Consider the choices you have for your savings. If your beloved Aunt Zelda passes away and leaves you $50,000, maybe you'll decide to buy a car. If you buy a fancy $50,000 BMW, it will depreciate by a few thousands dollars almost as soon as you drive it off the lot. The depreciation will total about $10,000 in its first year alone. That's $10,000 up in smoke. Lost. Gone. And every year after, it will -- on average -- lose an additional 10% of value each year.

But if you bought, instead, a new Nissan for $14,000, you could still get most of the features you want, like a sunroof, alloy wheels, and lit vanity mirrors, and only lose about $3,000 in the first year. Heck, if you bought a three-year old car instead, you could spend even less money and lose even less money. So, if you bought that Nissan with Aunt Zelda's money, you'd still have a lot of it left. More than $35,000. If you invested that money and it grew at an average of 11% per year, you'd have over $99,000 in ten years. If it grew at 15%, you'd end up with over $140,000. See what a good decision it was to postpone buying your dream car? You settled for something pretty good and ended up with a growing pile of money instead of a pricey car that was shedding lots of value each year as your hairline tries to keep pace.

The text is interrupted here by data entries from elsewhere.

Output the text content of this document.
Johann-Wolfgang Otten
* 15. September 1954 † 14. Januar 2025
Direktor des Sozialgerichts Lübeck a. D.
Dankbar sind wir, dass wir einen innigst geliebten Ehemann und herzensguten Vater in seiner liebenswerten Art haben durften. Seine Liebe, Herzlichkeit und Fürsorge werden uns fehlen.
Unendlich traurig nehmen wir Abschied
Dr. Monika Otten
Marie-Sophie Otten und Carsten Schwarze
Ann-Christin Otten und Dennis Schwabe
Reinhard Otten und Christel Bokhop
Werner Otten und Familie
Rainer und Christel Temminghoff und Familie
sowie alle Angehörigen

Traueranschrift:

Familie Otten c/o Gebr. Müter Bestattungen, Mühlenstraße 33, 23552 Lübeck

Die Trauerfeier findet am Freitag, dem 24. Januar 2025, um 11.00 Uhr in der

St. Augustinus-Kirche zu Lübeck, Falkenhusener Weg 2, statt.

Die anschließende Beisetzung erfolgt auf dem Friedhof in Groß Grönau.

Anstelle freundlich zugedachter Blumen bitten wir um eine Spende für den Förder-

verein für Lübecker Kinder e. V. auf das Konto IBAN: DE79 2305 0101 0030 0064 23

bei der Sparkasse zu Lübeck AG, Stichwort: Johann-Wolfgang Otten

Our suggestion is that you identify all the stuff you're going to buy that will lose its value over time -- cars, bicycles, stereo equipment, and Spice Girls paraphernalia. Then plan to spend as little money as possible on them. Put off buying expensive depreciating assets like the fancy octa-phonic stereo system. Today, you'll want to be keeping your debt down, saving as much money as possible and investing it.